Destin fishing family pays tribute to Buddy Gentry and the G&S Boats legacy

It was a family affair of sorts as more than 250 members of the fishing family of Destin came together Saturday evening at Harbor Docks to pay tribute and honor the legacy of G&S Boats.

G&S Boats, which was started in 1973 by Buddy Gentry and Steve Sauer, built boats for almost 50 years. Sauer passed away in May of 2018 and Gentry retired recently, but their boats are still on the water and can be found around the world.

“Destin has never been known for exporting anything,” said Charles Morgan, founder of Harbor Docks restaurant on the harbor.

“We’ve imported a ton of tourists, but worldwide we have exported these G&S Boats to countries all around the world to exotic ports that I’ll never get to visit,” Morgan said. “And in all of those places, they know about Destin. It’s a wonderful quiet form of publicity.”

G&S boats can be found in 16 countries from New Zealand to Morocco.

“And it’s all because of two guys that built one boat at a time … 45 years … very quietly, never advertised, never boasted. They just built great boats,” Morgan said.

Morgan himself has had three G&S boats over the years but now has just two, the Papi, a 58-footer, and the Hey Baby, a 30-footer. The Hey Baby was the original 100 Proof.

Over the 45-year span, Gentry and Sauer and their crew built 52 boats.

On Saturday night, 13 of the 52 boats were backed in at Harbor Docks. Photo boards of the many vessels built by the two guys were on display around Harbor Docks, as well memorabilia such as T-shirts, hats, visors and stickers were for sale.

Boat owners, captains, deckhands, friends and family showed up for the legacy party and swapped story after story and bragged on their G&S boat.

“I can’t believe this many people showed up,” Gentry said as he mingled through the crowd. “I didn’t think this many people cared.”

Retired charter boat captain and Destin Mayor Gary Jarvis said he put his time in on G&S boats over the years.

“I have about 6,000 to 7,000 hours at a minimum,” Jarvis said, naming off a half dozen G&S Boats he’s worked on over the years. “Anybody 35 years old or older that has fished in Destin has spent time on a G&S. I don’t see how they didn’t because they were so prolific.

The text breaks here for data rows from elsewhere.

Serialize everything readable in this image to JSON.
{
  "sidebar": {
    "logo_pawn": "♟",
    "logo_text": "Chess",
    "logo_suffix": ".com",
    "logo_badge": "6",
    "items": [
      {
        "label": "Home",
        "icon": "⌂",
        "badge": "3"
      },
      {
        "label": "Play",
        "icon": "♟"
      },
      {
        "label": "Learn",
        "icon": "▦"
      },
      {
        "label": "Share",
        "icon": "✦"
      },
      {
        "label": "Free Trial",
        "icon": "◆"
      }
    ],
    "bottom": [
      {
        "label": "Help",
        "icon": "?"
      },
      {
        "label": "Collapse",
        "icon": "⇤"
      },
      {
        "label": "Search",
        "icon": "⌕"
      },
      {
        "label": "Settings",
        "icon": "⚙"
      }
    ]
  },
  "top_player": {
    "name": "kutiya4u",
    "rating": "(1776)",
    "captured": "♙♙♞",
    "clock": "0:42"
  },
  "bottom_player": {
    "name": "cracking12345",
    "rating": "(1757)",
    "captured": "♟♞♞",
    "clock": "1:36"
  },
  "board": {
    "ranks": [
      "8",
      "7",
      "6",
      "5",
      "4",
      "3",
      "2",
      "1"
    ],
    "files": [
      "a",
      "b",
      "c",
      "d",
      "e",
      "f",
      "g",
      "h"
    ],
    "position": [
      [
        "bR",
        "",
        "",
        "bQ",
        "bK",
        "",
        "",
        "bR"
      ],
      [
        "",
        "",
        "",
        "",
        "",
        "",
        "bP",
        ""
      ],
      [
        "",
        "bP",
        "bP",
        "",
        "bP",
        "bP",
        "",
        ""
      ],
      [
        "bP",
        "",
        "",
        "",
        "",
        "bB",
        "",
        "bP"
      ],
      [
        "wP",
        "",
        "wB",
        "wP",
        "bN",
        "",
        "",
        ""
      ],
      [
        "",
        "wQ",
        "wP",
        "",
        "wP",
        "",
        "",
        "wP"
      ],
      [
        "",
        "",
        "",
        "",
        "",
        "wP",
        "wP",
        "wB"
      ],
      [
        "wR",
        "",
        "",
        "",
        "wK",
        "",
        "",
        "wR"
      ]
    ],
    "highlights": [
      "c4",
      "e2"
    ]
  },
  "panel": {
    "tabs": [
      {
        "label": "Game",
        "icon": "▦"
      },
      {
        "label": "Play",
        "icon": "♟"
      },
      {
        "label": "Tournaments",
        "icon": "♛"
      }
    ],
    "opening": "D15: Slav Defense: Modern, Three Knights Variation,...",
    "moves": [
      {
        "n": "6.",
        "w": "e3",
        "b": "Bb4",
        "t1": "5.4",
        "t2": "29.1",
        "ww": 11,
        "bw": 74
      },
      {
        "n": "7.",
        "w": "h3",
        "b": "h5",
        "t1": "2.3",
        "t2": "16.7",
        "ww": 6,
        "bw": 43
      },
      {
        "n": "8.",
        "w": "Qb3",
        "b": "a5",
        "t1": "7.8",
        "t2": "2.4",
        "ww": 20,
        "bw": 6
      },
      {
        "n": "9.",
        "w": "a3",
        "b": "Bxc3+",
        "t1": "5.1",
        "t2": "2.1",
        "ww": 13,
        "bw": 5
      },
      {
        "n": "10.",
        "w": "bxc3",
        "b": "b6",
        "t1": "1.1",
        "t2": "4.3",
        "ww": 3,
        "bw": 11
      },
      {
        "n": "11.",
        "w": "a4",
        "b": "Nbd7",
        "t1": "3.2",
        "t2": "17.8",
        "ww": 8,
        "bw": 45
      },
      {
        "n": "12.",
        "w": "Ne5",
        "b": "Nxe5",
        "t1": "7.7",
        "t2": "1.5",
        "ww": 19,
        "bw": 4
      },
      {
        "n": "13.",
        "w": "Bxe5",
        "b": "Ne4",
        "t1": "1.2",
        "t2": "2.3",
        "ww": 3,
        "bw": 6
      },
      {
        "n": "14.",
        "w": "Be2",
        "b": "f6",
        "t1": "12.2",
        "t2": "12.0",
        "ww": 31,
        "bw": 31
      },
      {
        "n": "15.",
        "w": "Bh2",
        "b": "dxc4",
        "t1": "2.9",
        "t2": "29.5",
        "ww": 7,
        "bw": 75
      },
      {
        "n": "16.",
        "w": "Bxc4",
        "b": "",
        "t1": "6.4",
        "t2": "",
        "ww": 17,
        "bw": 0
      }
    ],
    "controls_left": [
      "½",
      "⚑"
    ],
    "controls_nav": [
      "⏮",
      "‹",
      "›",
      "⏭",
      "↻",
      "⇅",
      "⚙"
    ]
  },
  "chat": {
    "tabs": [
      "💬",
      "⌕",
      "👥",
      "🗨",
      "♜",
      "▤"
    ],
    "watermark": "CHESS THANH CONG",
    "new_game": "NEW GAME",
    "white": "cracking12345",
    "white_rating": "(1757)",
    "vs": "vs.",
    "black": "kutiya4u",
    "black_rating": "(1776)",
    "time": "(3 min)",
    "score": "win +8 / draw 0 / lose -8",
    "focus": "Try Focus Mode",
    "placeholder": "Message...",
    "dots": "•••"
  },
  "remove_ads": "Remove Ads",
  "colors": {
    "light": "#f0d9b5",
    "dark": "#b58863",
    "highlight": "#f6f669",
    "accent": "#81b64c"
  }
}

“And what a great place to hold the celebration … right where it all got started,” he added.

Gentry and Sauer built their first boat, a 30-footer, in the parking lot next to Harbor Docks where Gentry and his family lived.

“We decided we would build small boats first, that way our screw ups wouldn’t be so expensive,” Gentry told The Log in an interview last year. “We built 15 of those little boats.”

The first big boat the two built was the Mollie, a 48-footer. Capt. Todd Allen bought the boat from Capt. Royal Melvin in 1993 and renamed it the Big John.

“It’s been good,” Allen said. “It’s a G&S."

G&S built two more Mollie’s. The second is still in Destin but has been renamed the Papi and docks behind Harbor Docks. The other, which still bears the moniker of Mollie, a 66-footer that is ran by Capt. Jeff Shoults.

“It’s incredible,” said Shoults, who has been at the helm of the Mollie for 11 years. “When we first started designing it and building it, we never really understood what we were going to have when we got it finished.

“I think we have the perfect fishing platform,” he added.

And the best thing about the Mollie, Shoults said, is it will go 50 miles per hour.

With the big boats, and the ability to back down on the big fish, G&S made a name for themselves. The boats hold more than 90 world record catches.

The biggest boat G&S ever built was the Destiny for Capt. Kelly Windes. The 72-foot party boat is still in service at Fishing Fleet Marina.

Over the years, G&S moved from Gentry’s parking lot to Benning Drive in Destin until they even outgrew the building.

“We used to have to take a wall off the building down to get the boats out,” Gentry told The Log last year.

They would trailer the boats down to the old concrete plant on Joe’s Bayou and launch the boats.

“I would have nightmares the night before a launch,” Gentry said at the party, noting he worried about boats turning over, but they never did.

In 1999, they moved the business to Freeport on the bayou where they had easy access to the water to launch their finished products.

The last boat G&S put on the water was a 52-footer named the Adios.

Gentry and his wife, Clara Bell, live just west of Freeport.